According to historians, however, the most valued paintings were those painted on wood. But since wood is such a vulnerable material to erosion, we do not have any masterpiece for its study with the exception of the funeral tablets found in Egypt (Fayum’s portraits), which are considered a continuation of the Greco-Roman pictorial tradition. .

The origin of Greek painting was associated with geometric and idealized forms strongly influenced by Egyptian and Assyrian art . Although the hegemony of line and drawing was maintained in painting and flat color masses, it also developed its own identity and characteristics.

Among the innovations that Greek painting has brought to the history of art we can mention:

  • Introducing novel views of the human body and its parts (beyond frontality).
  • A knowledge of perspective (superposition of figures) and naturalism that will not be overcome until the Renaissance.
  • The beginning of the modeling of folds and curved objects emphasizing the thickness of the lines and with striped patterns. A primitive form of chiaroscuro.

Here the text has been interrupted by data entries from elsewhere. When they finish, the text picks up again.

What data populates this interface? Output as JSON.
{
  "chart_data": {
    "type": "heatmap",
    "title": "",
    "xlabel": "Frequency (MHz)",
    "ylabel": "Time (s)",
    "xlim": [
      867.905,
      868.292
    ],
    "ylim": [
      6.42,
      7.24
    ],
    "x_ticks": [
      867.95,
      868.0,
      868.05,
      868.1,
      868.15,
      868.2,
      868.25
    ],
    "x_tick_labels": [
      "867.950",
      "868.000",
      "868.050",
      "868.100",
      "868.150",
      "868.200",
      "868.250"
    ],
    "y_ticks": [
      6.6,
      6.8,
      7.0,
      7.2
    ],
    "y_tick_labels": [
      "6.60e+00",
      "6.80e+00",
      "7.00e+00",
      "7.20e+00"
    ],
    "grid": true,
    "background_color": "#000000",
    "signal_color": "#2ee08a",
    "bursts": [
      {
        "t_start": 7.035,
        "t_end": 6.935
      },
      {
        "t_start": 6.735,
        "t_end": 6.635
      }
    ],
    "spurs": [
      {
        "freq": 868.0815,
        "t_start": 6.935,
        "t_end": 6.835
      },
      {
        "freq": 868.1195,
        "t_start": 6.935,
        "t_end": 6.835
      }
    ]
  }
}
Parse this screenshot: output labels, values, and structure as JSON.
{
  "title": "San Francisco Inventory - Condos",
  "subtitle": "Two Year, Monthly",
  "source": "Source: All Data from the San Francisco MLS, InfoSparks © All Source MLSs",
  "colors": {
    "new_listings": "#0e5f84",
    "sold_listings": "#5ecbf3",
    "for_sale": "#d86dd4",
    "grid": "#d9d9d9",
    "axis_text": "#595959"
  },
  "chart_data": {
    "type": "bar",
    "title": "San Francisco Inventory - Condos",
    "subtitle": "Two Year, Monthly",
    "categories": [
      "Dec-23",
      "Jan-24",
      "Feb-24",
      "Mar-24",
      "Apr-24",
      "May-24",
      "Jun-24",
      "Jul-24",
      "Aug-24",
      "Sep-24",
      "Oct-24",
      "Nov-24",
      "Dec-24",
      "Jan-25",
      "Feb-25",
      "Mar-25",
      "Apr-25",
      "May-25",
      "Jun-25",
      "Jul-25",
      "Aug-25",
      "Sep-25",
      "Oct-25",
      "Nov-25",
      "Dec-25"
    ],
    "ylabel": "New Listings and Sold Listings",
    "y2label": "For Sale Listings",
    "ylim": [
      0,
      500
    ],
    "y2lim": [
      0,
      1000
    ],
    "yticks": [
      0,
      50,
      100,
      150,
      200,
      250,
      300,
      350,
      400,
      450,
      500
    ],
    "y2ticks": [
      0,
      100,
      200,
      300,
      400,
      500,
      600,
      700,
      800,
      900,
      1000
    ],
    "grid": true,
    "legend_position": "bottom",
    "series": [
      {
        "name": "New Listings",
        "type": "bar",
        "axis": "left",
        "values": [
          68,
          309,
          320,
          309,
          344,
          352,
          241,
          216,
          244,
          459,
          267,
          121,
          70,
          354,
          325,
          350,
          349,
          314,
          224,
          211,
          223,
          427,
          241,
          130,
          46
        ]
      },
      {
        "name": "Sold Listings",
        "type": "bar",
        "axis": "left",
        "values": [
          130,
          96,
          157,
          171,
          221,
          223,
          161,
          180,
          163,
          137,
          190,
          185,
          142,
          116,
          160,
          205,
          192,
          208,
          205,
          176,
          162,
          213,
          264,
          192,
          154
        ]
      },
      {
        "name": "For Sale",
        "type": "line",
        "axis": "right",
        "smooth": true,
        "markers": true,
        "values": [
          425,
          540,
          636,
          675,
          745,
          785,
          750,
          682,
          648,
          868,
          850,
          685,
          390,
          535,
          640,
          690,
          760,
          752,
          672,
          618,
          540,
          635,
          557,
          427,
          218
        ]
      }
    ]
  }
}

Materials and techniques of Greek painting

The most used surfaces therefore in Greek painting were the walls, the wooden planks and the terracotta or marble slabs. Ivory, leather, parchment and linen were also used less frequently. Of all this variety of surfaces it is believed that the most popular support was the wooden table with a white paint base.

Regarding the pictorial techniques, tempera and encaustic painting were used mainly on the boards, slabs and sculptures of wood and marble, and fresco and, again, tempera painting on the walls .

The color palette of Greek artists featured red , yellow , black , white , green, blue , purple, and brown. However, ceramic painting will be mainly limited to the use of four pigments capable of withstanding the high temperatures of the furnace and their combinations (red, yellow, white and black), which has led us to believe that the palette of Greek painters was much more limited.

Greek painting themes

Greek painters were prized for their depiction of mythological scenes, legends, and historical battles. Although votive tables abound to carry to temples, they were not so highly regarded.

Portrait, caricature and landscape scenes were developed that would become more important. They also painted scenes from everyday life (erotic and pornographic scenes included) and still lifes, private commissions of genre and decorative style paintings (cornucopias, garlands …) that would gain popularity during the last stage of Greek art.